Не усталость, не тягостная память весла или меча терзают твою руку от ладони до локтя. Твою руку ломит оттого, что она так и не коснулась руки отца и ни в какой дали не наткнулась на врага. Война закончилась, повторяешь ты, и не вернула Одиссея, и рано или поздно кто-нибудь из тех, кого ты ненавидишь, назовёт тебя сыном здесь, на Итаке, и, значит, теперь, повторяешь ты, некуда плыть и незачем оставаться…
Похоже, все вы, жители Итаки, таковы: если не удаётся разорить чужой город или завоевать дворец, вам нечего сказать самим себе, а спрашивать самих себя и того страшнее. И таким мне суждено узнать своего старшего брата…
Вот почему ты не пошёл к матери сразу, а просидел до темноты у своего наставника Ментора… И ты оставил ему мои письма? В самом деле?
По-твоему, он всё ещё читает их сейчас, в самой глубине ночи, или его, как тебя, уже одолел сон?
Хотел бы я знать, что думает об этом старик… Ведь он, кажется, никогда не одобрял твоего желания плыть куда бы то ни было, как ты не жаловал его занятий.
Постой-ка… Ты тоже слышишь?
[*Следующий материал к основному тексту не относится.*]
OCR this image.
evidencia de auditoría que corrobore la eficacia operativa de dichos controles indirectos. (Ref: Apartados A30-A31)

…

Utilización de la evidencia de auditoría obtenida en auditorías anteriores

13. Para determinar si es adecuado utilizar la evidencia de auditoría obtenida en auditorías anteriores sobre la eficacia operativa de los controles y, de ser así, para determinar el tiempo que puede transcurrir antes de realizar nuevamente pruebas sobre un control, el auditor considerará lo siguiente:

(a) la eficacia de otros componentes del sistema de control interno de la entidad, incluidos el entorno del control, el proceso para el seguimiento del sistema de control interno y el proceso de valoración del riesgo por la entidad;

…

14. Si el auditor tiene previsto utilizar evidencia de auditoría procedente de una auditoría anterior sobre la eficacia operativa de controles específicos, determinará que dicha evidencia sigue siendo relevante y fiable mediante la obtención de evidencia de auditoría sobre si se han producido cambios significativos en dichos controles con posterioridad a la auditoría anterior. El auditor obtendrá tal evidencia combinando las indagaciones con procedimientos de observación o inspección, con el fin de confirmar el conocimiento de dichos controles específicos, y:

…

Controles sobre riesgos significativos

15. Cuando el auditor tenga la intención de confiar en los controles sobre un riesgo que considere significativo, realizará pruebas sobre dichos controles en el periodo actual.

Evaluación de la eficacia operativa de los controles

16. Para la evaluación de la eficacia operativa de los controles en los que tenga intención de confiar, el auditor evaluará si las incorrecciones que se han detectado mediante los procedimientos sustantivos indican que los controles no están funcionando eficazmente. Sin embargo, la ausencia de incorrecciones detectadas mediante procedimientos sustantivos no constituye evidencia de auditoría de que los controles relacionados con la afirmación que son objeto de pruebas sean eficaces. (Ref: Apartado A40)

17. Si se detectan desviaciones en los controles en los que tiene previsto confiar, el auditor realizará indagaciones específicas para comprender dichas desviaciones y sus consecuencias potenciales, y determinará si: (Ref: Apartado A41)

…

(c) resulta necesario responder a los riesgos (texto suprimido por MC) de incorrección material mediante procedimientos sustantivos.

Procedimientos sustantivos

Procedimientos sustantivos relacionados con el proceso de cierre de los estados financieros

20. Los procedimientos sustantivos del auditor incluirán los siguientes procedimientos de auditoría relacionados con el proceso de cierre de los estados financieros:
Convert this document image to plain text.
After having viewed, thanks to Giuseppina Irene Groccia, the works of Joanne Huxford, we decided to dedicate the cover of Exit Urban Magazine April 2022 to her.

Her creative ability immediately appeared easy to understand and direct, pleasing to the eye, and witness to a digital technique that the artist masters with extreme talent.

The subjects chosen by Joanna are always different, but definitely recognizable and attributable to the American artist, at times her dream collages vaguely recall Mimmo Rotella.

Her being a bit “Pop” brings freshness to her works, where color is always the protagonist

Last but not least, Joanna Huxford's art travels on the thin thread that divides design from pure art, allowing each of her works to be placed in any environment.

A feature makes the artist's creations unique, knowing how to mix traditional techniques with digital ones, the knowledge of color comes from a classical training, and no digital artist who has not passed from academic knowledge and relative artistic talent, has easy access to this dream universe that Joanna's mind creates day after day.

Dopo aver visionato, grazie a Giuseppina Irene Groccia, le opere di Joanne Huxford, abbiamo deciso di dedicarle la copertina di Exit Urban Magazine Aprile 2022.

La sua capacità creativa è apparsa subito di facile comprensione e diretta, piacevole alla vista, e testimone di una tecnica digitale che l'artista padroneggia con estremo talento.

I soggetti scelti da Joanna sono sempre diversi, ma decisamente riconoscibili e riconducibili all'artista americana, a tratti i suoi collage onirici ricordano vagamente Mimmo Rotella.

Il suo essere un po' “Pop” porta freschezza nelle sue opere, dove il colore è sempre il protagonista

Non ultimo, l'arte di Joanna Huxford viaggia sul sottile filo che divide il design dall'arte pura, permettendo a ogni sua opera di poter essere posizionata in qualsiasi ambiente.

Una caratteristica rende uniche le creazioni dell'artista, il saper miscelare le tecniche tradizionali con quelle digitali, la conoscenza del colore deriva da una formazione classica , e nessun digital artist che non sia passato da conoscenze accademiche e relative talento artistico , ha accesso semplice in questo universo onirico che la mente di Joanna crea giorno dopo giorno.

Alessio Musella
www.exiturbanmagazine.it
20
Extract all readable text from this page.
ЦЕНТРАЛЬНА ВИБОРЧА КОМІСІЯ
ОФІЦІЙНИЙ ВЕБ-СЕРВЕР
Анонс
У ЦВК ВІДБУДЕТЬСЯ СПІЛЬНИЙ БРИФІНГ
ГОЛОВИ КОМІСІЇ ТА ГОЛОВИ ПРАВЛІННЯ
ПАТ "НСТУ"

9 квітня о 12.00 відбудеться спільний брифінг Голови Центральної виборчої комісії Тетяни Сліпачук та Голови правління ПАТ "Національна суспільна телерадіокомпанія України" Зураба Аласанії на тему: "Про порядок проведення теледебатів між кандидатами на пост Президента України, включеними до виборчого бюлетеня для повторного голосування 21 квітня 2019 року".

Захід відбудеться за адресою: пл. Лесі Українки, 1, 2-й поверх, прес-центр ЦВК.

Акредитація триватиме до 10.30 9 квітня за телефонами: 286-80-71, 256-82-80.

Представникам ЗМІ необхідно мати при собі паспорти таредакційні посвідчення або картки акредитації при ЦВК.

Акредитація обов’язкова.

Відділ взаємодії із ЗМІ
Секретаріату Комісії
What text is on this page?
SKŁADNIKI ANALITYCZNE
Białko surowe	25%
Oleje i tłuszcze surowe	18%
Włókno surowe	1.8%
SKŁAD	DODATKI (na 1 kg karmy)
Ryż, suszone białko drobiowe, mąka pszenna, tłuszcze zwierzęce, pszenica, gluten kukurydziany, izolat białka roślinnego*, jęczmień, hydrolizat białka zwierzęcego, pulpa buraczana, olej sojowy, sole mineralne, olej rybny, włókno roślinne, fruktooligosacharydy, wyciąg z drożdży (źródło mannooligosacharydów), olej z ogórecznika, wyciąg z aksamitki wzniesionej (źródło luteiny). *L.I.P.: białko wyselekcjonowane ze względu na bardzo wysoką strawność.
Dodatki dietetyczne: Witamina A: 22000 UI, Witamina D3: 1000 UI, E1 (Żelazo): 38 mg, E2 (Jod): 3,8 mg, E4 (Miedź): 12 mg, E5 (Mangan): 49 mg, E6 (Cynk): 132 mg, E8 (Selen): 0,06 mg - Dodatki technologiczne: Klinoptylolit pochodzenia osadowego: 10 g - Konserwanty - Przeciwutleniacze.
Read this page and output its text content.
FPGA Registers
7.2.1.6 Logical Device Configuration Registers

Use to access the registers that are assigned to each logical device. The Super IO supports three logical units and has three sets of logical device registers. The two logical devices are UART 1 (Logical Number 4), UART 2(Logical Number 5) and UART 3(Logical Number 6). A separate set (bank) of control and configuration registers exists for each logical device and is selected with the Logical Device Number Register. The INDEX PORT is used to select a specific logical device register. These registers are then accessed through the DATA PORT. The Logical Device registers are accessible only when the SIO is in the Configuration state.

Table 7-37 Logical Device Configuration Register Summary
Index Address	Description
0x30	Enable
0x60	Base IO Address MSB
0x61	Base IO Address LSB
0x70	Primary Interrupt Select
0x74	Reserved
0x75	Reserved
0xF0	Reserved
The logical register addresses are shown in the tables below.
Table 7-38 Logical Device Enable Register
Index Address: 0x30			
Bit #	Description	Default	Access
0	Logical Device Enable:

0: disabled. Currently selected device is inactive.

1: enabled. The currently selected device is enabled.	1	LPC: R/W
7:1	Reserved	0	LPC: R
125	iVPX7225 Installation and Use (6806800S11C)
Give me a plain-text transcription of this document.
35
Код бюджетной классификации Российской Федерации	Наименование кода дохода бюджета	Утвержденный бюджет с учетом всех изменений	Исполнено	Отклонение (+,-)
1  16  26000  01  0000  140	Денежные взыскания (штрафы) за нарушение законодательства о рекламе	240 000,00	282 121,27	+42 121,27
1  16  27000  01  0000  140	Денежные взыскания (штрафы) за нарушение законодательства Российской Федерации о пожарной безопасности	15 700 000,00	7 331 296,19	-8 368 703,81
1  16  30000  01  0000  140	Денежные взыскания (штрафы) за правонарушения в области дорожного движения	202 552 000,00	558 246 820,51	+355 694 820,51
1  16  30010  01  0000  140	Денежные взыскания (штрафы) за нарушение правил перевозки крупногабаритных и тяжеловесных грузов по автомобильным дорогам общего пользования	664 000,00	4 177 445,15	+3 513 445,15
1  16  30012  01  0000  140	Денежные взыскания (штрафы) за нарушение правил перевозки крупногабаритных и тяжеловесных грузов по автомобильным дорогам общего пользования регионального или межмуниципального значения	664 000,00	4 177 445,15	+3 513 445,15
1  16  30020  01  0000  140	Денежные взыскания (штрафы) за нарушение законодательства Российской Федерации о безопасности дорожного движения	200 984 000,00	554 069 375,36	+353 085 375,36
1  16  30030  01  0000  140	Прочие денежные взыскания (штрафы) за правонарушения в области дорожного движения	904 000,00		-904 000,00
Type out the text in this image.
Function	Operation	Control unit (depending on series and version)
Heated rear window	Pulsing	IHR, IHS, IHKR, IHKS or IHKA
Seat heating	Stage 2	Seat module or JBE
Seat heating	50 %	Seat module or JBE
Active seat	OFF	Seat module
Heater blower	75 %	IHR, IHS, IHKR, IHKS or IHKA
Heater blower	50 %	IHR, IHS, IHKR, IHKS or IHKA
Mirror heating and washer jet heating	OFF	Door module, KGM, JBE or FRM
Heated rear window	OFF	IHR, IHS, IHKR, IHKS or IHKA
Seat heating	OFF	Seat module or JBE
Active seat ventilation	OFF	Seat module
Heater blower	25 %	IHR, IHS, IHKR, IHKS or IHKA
Ты слышал это?
Нет, нет, когда умолкли цикады, ваши нестерпимые цикады, от стрекота которых как будто щекочет в ушах, – когда они умолкли, говорю тебе, сюда прорывался сначала собачий лай, потом – сытое ворчание свиней в каком-то дальнем загоне, но не это. А это…
Вот опять. Ты тоже слышишь? Как странно…
Пожалуй ты прав, Телемах, – это голос. Чей-то голос, теперь я и сам понимаю. Не могу только понять, как получилось, что мы оба слышим его? Ведь там, за границами твоего сна, стоит глухая ночь, и тишина уже залила её почти до самых краёв – уверяю тебя…
Подожди…
Подожди, говорю тебе… Если б я мог разобрать, что это за язык…
Да, ты прав, Телемах. Конечно, чужеземец. Да. Он спит где-то неподалёку. Он тоже спит, и потому, наверное, мы слышим его, хотя я всё ещё не в силах поверить своим – или твоим – ушам: ведь услышать во сне кого-то третьего – всё равно, что видеть сны по собственной воле.
Вот и он, этот чужеземец, – слышно ли тебе? – он шепчет что-то сейчас точно не по своей воле, точно не он говорит языками сразу дюжины племён, а чуждые говоры шевелят его языком, и даже я – поверишь ли? – даже я едва успеваю уловить лишь два или три знакомых слова.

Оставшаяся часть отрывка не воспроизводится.